Caribbean Passion
Opal Palmer Adisa's muse has always been Jamaica, whether it's the island of her youth, serenely recollected in ""Childhood Landscapes"" or the island today, where ""the smell of the sea / blends with fear,"" as she admits in ""Sky Juice"" (82). In her three previous volumes of poetry, two novels, and short story collections, she's always passionate about her homeland, about the women and men who shaped her life there, about her own sexuality, and, in particular, about Jamaican women.
""What I want to do in my writing,"" she told Kwame Dawes in Talk Yuh Talk, ""is to expose the womanness of myself and the Caribbean women I've always known"" (187). In her latest poetry collection, aptly titled Caribbean Passion, Adisa accomplishes this and more. Short emphatic lines energize her poems, no matter the narrative voice. In ""Moda Young Gal,"" for example, originally published in The Caribbean Writer, Adisa writes as a grandmother, proud and unapologetic about her sexuality:
me will tek all de
tongue waggin
fi wake in de arms
of a young man
and have him plant
sorrel kisses pan me (77)
Adisa becomes the voice of a maroon in ""Run Away Bay"" and paints a disturbingly realistic portrait of the woman: ""me soles caked in yolk / lime juice rubbed / into me armpits"" (15). In ""Spanish Town"" she is the voice of a feisty market woman (""me see and know it all""), so irritated at the goings-on around her that when she hollers at a young girl: ""move out de way! / an mind de crazy motorists / knock yu down"" (99) her fury practically bounces off the page.

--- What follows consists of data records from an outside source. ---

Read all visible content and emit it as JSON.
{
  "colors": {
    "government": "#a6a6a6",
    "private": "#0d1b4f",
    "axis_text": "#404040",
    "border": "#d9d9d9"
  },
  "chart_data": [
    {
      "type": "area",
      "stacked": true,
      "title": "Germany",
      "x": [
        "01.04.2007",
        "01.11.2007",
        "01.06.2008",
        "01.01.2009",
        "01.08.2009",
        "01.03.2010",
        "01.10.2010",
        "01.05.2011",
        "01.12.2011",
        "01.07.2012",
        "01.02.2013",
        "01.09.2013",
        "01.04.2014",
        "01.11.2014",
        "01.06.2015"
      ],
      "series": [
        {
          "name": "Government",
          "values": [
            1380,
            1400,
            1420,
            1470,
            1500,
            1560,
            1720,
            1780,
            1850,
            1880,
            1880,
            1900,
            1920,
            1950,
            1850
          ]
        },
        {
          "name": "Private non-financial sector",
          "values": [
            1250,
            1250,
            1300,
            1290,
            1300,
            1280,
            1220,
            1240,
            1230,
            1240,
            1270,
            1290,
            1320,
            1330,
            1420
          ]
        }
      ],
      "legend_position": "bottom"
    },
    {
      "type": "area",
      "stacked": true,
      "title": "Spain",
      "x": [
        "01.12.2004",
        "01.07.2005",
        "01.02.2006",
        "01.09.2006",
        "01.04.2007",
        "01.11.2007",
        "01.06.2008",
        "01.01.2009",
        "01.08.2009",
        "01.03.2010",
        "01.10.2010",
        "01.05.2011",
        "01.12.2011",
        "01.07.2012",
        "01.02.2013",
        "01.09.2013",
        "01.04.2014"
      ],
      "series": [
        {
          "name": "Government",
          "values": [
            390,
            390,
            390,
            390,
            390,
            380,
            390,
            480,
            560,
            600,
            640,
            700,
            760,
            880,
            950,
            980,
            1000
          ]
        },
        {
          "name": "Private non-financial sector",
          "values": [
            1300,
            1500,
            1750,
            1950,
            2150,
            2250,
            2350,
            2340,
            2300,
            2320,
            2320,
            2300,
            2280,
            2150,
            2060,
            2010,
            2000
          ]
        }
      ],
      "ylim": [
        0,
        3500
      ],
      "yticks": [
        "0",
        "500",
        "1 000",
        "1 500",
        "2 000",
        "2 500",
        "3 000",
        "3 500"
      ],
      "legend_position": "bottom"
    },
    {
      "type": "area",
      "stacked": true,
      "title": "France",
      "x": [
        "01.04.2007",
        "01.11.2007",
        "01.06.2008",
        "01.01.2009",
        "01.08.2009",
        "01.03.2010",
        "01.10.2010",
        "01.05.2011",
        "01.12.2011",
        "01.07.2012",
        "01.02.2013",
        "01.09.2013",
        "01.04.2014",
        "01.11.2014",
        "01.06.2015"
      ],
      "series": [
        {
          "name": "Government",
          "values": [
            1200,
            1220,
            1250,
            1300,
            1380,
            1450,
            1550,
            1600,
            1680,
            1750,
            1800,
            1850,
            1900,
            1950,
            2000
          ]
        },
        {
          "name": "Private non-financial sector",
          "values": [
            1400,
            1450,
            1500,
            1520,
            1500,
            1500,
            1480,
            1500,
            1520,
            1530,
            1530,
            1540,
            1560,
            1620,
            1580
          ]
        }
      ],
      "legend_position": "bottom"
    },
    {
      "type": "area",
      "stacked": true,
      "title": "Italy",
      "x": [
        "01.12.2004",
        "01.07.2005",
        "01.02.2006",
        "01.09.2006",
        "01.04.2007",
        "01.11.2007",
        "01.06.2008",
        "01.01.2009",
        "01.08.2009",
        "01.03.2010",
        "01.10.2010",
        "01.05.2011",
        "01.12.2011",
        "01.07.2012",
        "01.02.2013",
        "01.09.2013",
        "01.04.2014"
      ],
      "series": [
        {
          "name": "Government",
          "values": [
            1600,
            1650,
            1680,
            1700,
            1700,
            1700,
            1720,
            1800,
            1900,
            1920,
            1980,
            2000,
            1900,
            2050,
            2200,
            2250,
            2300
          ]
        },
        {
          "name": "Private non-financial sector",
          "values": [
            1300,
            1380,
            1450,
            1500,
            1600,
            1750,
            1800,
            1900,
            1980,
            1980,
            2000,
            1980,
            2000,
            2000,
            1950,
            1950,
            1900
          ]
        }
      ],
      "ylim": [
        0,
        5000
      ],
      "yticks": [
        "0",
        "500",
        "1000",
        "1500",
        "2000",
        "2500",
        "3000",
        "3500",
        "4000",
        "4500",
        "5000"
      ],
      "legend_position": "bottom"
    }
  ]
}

These are dramatic monologues, written to be performed, and Adisa is a performance poet of the first rank. When she reads ""Boat People"" dedicated to the people of Haiti who ""survive the sea"" she sings out the refrain to Damballa so loud and clear that the god himself must surely hear her. One can imagine her acting the voice of the market woman or the sexy, uninhibited grandmother mentioned earlier.
However, from my perspective, the poems written in her own voice and from her own experience are the most striking. She analyzes a nearly taboo subject in ""Bumbu Clat,"" and in 'Banda,"" her lines move around the page to mimic the rhythm of the graveyard dance with all its breathless energy:
we dance
calling life
waving to death
decay and fertility (80-81)
In ""Head in Idea,"" her homage to the revered poet Kamau Brathwaite, her affection and admiration are heartfelt, and she reveals much about herself, as speaker, and Brathwaite, as subject:
so me steady watchin him
me steady listen to wha him seh
me steady learning him words
because me wan dat man
walkin wid him head
enshrined in ideas
fi know me well groovin on what him seh
me long time now a rub-a-dub
mellowin on him words
me long time a romance him
poet of de people (97-98)
What really sets Adisa apart from other Caribbean women writing today are those poems which she writes not only in her own voice, but also as a woman, possibly herself, a woman who thrives on her own sexuality and erotic nature. She is bold and candid in her subject matter -- Who else would write a poem entitled ""Bumbo Clat""? -- which inventively pairs botanic and erotic imagery. In ""Bamboo Fingers"" she reveals:
your fingers
are like slender
bamboo vines
polished to perfection
they search out
my secret places. . ."" (38)
and in ""Coconut Man,"" she nearly sighs, ""my tongue hungers to / trace the length of your coconut trunk"" (39). In ""Naseberry,"" she tells us,
My tongue
traces your inner thigh
spilling naseberry
everywhere.. .
your maddening sweetness
impels me
as I bite and nibble"" (4.1)
and in ""Oleander,"" we read of her lover's ""guava voice"" (36).
The poet here is unambiguous in her depiction of longing, fulfillment, and sexual excitement and implicitly compares the poetic persona of the Jamaican Woman in all her intensity and incarnations with Jamaica itself, for the island's intrinsic natural beauty remains constant despite the passage of time and the events of politics and history. These skillful poems seem to be the core of the book, the passion identified in the title.
Indeed, the cover of the book prepares us for what's inside: a topless woman stands on a beach, arms crossed over her head, enjoying the crashing waves at her feet. This woman, with her strong back to the reader, is an important symbol of the poetry within, of the passion and strength of the author and of her unwavering promise to be true and honest, both to her homeland and to herself. She acknowledges how Jamaica shaped her: ""who I am / is no surprise / to those who rubbed / love in my limbs"" (53) and she promises us that she won't moderate who she is: ""i came / and will keep on coming / glancing around corners / making sure / I'm still the self / i have been shaping / still the self I I'm trying to know"" (58).